Motivation
The goal of this blog is to show how to use dbt
to manage multiple database environments for data engineers or analysts.
Due to the delay in sync between QA, development and production database, your SQL code might be slightly different for different databases.
The problem we are facing is how to manage multiple database environments with one codebase.
Solution
Let's set up a dbt project called dbt_project
# set up a dbt project in current directory
dbt init <project_name>
You could set up database credentials in nano ~/.dbt/profile.yml
, which looks like this
dbt_project:
# the default env
target: dev
outputs:
# dev environemnt credential
dev:
type: mysql
server: [server/host]
port: [port] # optional
database: [schema] # optional, should be same as schema
schema: [schema]
username: [username]
password: [password]
driver: MySQL ODBC 8.0 ANSI Driver
# qa environemnt credential
qa:
type: mysql
server: [server/host]
port: [port] # optional
database: [schema] # optional, should be same as schema
schema: [schema]
username: [username]
password: [password]
driver: MySQL ODBC 8.0 ANSI Driver
# prod environemnt credential
prod:
type: mysql
server: [server/host]
port: [port] # optional
database: [schema] # optional, should be same as schema
schema: [schema]
username: [username]
password: [password]
driver: MySQL ODBC 8.0 ANSI Driver
You could set up multiple environments specified in the same file.

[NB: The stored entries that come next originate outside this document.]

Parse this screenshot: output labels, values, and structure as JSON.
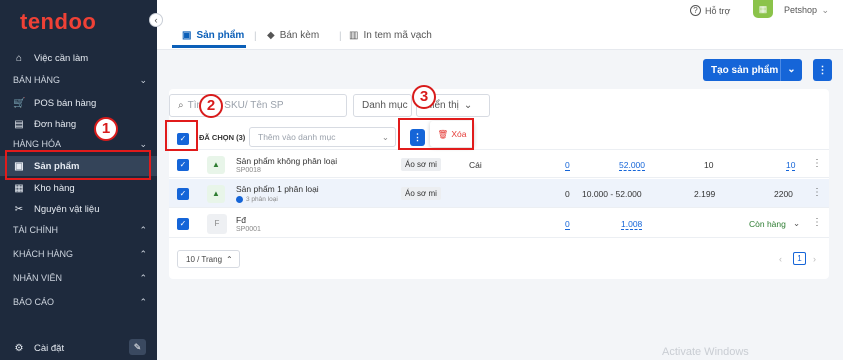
{
  "sidebar": {
    "logo": "tendoo",
    "tasks": "Việc cần làm",
    "groups": {
      "sales": "BÁN HÀNG",
      "goods": "HÀNG HÓA",
      "finance": "TÀI CHÍNH",
      "customers": "KHÁCH HÀNG",
      "staff": "NHÂN VIÊN",
      "reports": "BÁO CÁO"
    },
    "items": {
      "pos": "POS bán hàng",
      "orders": "Đơn hàng",
      "products": "Sản phẩm",
      "warehouse": "Kho hàng",
      "materials": "Nguyên vật liệu"
    },
    "settings": "Cài đặt"
  },
  "header": {
    "help": "Hỗ trợ",
    "shop": "Petshop"
  },
  "tabs": [
    "Sản phẩm",
    "Bán kèm",
    "In tem mã vạch"
  ],
  "toolbar": {
    "create": "Tạo sản phẩm",
    "search_placeholder": "Tìm mã SKU/ Tên SP",
    "category": "Danh mục",
    "display": "Hiển thị"
  },
  "selection": {
    "selected": "ĐÃ CHỌN (3)",
    "add_category": "Thêm vào danh mục",
    "delete": "Xóa"
  },
  "rows": [
    {
      "name": "Sản phẩm không phân loại",
      "sku": "SP0018",
      "category": "Áo sơ mi",
      "unit": "Cái",
      "qty": "0",
      "price": "52.000",
      "stock": "10",
      "total": "10"
    },
    {
      "name": "Sản phẩm 1 phân loại",
      "sku": "3 phân loại",
      "category": "Áo sơ mi",
      "unit": "",
      "qty": "0",
      "price": "10.000 - 52.000",
      "stock": "2.199",
      "total": "2200"
    },
    {
      "name": "Fđ",
      "sku": "SP0001",
      "category": "",
      "unit": "",
      "qty": "0",
      "price": "1.008",
      "stock": "",
      "total": "Còn hàng"
    }
  ],
  "pagination": {
    "per_page": "10 / Trang",
    "page": "1"
  },
  "annotations": {
    "one": "1",
    "two": "2",
    "three": "3"
  },
  "thumb_letter": "F",
  "watermark": "Activate Windows"
}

To test the connection for different environments, you can do
# test the connection for target database specified in yml, in here
# it's dev
dbt debug
# test connection for qa
dbt debug --target qa
After that, you can compile and run your model for different environment with the following commands
# run the production env
dbt run --target prod
# run the development env
dbt run --target dev
Now, you need to solve how to use one SQL code base for all environments. There are two ways for different levels of control,
jinja config in
dbt_project/models/sources.yml
jinja config in sql code like
test.sql
change sources.yml
jinja template has a variable called target
that contains info about your connection to the warehouse. It has some general ones such as
variable | example | description |
target.name | dev | name of the active target in your profile.yml |
target.type | postgres | The active adapter being used. |
version: 2
sources:
- name: source_name
database: |
{%- if target.name == "dev" -%} raw_dev
{%- elif target.name == "qa" -%} raw_qa
{%- elif target.name == "prod" -%} raw_prod
{%- else -%} invalid_database
{%- endif -%}
schema: source_schema
You can control the sources to compile different database environments
with more granular control
filter out the data only for dev environment with the following command
-- only filter out data only for 'dev' environment
select
*
from source('raw', 'client')
{% if target.name == 'dev' %}
where ingested_date >= '2023-07-01'
{% endif %}
Summary
Try dbt
to manage multiple environments to write SQL!